Plus que 365 jours… (257/365)

Novembre est une fleur flammes – XVIII

A l’ouest du Rhin on se penche aussi sur des cahiers mais on est plus nombreux et les tables sont plus petites que celle de la cabine-séjour du Popeye.

Le coin bistrot – ou café, comme on voudra – n’a pas encore été officiellement inauguré mais déjà on lui a trouvé des usages. Plusieurs fois par semaine, un peu avant quatre heures, on voit arriver Aux Yeux Fertiles des écoliers, par petits groupes. On les accueille, ils choisissent des tartines, des fruits et des boissons qu’on a disposés pour eux sur le bar et s’installent autour des petites tables, par affinité. Le goûter pris, les sacs s’ouvrent et le travail commence, le coin bistrot devient salle d’étude. On y garantit une atmosphère sereine pour travailler, de l’aide, de l’entraide, des conseils. Quelques bénévoles assurent le fonctionnement du lieu, discrètement, efficacement, selon un tournus hebdomadaire; des retraités, des étudiants, quelques profs.
Lorsque les plus jeunes sont au travail, les plus grands arrivent progressivement – collégiens, gymnasiens, apprentis – et s’installent aux places qu’on leur a laissées; les bénévoles veillent à ce qu’il reste des places à chaque table – des tables de deux à six places – afin de favoriser le mélange, l’échange et la collaboration. Certains grands commencent par regarder ce que font les petits, les encouragent, leur montrent un truc ou une astuce; on entend parfois des phrases dans d’autres langues que le français, -oui, les filles peuvent faire tous les métiers, je le dirai à tes parents, -bosse ton voc. et inscris-toi en bilingue, c’est génial de quitter ses parents quelques mois; on sent bien que quelques phrases relèvent aussi de l’auto-encouragement, pas facile de se mettre à étudier après une journée de travail,  quand la nuit arrive et avec elle le froid, pourtant les grands ont aussi droit au goûter.
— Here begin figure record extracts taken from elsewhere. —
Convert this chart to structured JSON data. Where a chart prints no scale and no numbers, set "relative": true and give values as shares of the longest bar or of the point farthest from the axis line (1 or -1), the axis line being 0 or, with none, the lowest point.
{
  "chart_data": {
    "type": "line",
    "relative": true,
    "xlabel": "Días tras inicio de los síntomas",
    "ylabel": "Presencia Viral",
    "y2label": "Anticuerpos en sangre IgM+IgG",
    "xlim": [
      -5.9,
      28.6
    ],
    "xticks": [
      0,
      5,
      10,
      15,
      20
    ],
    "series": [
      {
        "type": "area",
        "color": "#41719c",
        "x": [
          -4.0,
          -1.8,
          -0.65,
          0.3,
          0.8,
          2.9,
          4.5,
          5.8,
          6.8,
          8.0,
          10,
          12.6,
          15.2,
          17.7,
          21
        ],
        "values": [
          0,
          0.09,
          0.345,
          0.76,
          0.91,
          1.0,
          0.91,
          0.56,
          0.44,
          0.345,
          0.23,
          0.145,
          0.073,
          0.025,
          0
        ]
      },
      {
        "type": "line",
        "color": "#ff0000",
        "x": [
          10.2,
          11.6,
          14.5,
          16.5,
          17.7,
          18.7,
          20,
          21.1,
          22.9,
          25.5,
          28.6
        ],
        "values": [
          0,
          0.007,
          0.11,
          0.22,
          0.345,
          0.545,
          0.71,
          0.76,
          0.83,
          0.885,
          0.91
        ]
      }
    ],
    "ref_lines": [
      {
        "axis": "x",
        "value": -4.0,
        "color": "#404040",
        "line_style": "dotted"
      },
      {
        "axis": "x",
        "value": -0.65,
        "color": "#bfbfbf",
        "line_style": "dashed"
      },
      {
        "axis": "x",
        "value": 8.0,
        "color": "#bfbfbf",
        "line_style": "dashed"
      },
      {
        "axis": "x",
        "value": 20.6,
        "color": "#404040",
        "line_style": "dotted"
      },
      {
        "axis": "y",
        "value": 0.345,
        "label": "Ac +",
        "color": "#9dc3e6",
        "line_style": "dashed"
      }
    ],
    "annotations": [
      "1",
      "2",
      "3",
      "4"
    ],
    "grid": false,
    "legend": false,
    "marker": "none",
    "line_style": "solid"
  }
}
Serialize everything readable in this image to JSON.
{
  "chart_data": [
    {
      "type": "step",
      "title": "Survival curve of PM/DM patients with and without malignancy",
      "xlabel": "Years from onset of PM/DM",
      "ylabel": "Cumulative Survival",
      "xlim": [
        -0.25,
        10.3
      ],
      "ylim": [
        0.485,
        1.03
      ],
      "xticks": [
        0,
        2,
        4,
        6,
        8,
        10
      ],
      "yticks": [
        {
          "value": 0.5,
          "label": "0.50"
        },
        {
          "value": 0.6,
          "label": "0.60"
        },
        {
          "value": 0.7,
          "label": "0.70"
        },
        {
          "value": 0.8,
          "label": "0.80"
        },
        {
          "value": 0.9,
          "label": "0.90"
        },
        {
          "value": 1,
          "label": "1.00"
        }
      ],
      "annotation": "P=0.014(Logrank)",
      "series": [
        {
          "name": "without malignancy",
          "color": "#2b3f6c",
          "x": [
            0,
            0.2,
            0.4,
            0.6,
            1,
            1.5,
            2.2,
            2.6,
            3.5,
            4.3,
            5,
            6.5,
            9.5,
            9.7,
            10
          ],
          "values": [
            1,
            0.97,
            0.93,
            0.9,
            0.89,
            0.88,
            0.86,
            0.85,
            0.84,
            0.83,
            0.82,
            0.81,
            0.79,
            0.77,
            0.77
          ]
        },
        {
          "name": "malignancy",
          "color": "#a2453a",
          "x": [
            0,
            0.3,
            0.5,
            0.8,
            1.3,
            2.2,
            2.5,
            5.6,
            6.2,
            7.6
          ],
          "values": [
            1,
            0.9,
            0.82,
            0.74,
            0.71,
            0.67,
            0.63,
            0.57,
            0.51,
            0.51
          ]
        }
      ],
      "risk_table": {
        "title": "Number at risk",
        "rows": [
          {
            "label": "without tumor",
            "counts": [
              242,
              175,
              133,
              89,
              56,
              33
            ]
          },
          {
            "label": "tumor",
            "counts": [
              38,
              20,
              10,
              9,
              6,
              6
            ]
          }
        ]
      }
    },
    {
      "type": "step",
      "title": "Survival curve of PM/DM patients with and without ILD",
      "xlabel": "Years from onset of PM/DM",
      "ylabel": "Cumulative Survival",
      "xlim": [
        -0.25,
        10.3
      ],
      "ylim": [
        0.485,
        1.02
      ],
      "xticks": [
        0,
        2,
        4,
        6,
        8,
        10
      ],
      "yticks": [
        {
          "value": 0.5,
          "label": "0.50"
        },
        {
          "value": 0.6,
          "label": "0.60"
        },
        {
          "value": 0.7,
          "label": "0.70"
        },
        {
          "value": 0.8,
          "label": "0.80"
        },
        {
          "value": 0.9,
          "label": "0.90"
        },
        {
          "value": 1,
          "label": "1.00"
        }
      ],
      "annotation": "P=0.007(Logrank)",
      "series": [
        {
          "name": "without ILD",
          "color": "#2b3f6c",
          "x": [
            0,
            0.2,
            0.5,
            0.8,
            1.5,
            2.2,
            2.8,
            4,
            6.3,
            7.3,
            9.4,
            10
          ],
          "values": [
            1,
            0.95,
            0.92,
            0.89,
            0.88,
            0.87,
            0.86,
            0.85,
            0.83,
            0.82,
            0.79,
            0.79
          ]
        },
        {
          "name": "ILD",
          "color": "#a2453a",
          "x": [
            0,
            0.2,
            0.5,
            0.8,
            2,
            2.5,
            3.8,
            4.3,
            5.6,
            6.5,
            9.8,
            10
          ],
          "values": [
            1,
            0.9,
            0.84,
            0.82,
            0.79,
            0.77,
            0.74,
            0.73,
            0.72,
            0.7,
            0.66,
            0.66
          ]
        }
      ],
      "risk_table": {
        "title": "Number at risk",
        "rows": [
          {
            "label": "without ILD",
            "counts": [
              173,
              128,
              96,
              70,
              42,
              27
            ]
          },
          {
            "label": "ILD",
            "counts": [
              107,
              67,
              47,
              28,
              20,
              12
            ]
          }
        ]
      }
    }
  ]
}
Certains petits attendent avec impatience l’arrivée des grands – Clément aime bien que Pascale corrige ses exercices de math, elle est patiente, explique bien et ses yeux sont si beaux. Puis les petits partent un à un, parfois par deux, on vient les chercher ou ils s’en vont tout seul par les rues éclairées. Les tables ont des trous, le climat est de plus en plus studieux. Entre six et sept heures l’ambiance change peu à peu; des grands s’en vont, d’autres rangent leurs affaires et vont chercher une bière au bar, on recommence à entendre des conversations plus animées, plus fortes, des gens entrent, des gens sortent, des groupes se font, d’autres se défont, c’est l’heure de l’apéro.
Les Yeux Fertiles ferment à huit heures, sauf les soirées à thème: lectures publiques, jeux de société, débats, causeries, conférences, et caetera, et caetera. Ces soirées-là se terminent souvent à point d’heure.